In a more precise phrasing, all statistics based on samples (e.g., means, medians, deviations, etc. plus many others we haven’t yet encountered) have a sampling distribution, which refers to their theoretical[12] variability over repeated (to infinity) random samples of specific (and equal) size. What we know about the sampling distribution of sample statistics is summarized in the Central Limit Theorem, next.

 


  1. Of course, with a population of only 50 in real life you can just collect the information from everyone. I'm using a small-size example for teaching purposes only and to make calculations manageable. The principle of sampling applies equally not only to a population of 50 but of any size -- and when your study population's size is in the millions, you wouldn't attempt to survey all of them (barring the already discussed case for censuses).
  2. There is no magic number as to what constitutes a relatively large population, and therefore an adequate minimum requirement for a sample size. For the latter, I could offer 100; some suggest 30, others 50 but in truth all these are more or less arbitrary. It is a fact that having a larger sample (both in absolute and proportionate sense) puts you in a safer ground in terms of statistical inference (this has to do with probability theory, the law of large numbers, the sampling distribution, the normal curve, and the Central Limit Theorem discussed below for which to work, say, a minimum N=30 is a frequently cited number). What you can take out of this is that it's better to avoid dealing with N<30 (or even N<100 if possible), as the tools and methods discussed in this textbook are better suited for larger sample (and population) size.
  3. You can find one example at SurveyMoneky.com (https://www.surveymonkey.com/mp/sample-size-calculator/?ut_source=help_center).
  4. Here and on "typically" refers to a frequently used margin of error of ±2.5%; more on what this actually means in Section 6.6 below.
  5. You can also find a table summarizing sample size like this one useful: https://www.research-advisors.com/tools/SampleSize.htm.
  6. In truth, researchers do want larger samples to represent Canada (or other countries' populations) but that's only to increase the power (defined later) of their statistical findings, not their generalizability.

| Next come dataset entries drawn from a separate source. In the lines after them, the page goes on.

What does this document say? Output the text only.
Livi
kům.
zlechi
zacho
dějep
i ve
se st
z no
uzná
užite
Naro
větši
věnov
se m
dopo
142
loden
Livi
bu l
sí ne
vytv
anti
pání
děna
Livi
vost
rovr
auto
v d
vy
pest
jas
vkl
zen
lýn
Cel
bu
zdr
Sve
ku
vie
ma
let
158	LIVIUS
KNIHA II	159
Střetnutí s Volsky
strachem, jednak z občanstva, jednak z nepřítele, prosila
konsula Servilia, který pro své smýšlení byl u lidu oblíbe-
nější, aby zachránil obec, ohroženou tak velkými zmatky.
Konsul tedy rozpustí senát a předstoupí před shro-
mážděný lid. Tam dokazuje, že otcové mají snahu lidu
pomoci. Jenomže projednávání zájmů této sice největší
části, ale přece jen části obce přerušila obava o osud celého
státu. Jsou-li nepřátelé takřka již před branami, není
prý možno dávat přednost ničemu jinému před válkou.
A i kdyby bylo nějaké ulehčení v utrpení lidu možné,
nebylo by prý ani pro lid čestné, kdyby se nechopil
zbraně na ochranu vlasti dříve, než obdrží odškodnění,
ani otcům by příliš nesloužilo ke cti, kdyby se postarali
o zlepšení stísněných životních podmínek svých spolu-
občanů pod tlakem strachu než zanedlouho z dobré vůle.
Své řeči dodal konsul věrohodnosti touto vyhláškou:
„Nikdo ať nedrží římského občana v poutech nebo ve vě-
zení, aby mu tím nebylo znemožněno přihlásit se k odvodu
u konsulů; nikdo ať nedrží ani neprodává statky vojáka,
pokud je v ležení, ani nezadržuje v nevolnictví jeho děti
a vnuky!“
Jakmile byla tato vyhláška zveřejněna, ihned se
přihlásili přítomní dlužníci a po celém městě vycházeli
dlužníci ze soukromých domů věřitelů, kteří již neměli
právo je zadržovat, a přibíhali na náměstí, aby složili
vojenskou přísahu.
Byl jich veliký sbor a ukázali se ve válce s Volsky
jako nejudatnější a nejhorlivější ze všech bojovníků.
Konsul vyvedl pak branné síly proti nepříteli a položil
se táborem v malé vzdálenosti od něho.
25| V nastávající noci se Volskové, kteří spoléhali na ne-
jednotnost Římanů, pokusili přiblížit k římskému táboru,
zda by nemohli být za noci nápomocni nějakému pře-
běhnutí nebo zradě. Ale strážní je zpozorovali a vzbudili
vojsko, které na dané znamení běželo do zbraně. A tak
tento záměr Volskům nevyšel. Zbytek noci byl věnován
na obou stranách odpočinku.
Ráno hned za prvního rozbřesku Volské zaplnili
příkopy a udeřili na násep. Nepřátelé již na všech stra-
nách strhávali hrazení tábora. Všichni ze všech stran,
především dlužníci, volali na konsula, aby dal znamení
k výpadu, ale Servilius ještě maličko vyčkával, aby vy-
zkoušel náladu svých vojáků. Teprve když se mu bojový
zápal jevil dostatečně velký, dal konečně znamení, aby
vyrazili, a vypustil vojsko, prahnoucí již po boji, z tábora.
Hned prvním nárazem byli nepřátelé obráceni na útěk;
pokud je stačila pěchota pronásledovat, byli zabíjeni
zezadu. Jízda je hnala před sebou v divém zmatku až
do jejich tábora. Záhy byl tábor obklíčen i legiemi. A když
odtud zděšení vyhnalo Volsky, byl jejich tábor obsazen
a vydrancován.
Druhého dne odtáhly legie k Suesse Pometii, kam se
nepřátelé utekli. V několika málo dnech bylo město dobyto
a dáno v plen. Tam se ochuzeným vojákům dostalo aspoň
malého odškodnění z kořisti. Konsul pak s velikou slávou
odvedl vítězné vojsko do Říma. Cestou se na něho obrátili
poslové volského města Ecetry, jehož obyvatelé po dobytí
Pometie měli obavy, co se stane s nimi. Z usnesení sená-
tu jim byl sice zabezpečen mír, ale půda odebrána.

This desire for larger N is, of course, constrained by limited resources (time, money, etc.).
  7. At the desired -- and reported -- margin of error.
  8. Well, almost always: it is possible (though very unlikely) that a sample will just so happen to produce the true population parameter. This will also be a result of random chance, as unlikely as it may be.
  9. For ease of imagination, I'll stick to "very long/large" from now on, but at the far back of your mind, remember it's actually infinite.
  10. I provide this definition only to make understanding the sampling distribution easier. It's in no way the technical definition of the sampling distribution. As well, keep in mind that this "variable" made of the means is a perfectly imaginary heuristic device.
  11. Compare this to flipping a coin, or throwing a die: as we saw, in both cases the distribution of the possible outcomes (over infinite number of flips/throws) is a calculated and known probability distribution. After all, that's why we know that the probability of getting tails or heads is 0.5 in theory, just like it's 0.167 for throwing any of the die's six numbers in theory (even if calculating actual flipped/thrown frequencies in real life yields different results).
  12. It is theoretical because we do not actually take multiple, much less infinite, number of samples as there is no need: courtesy of probability theory and the Central Limit Theorem, we just know what would happen if we did.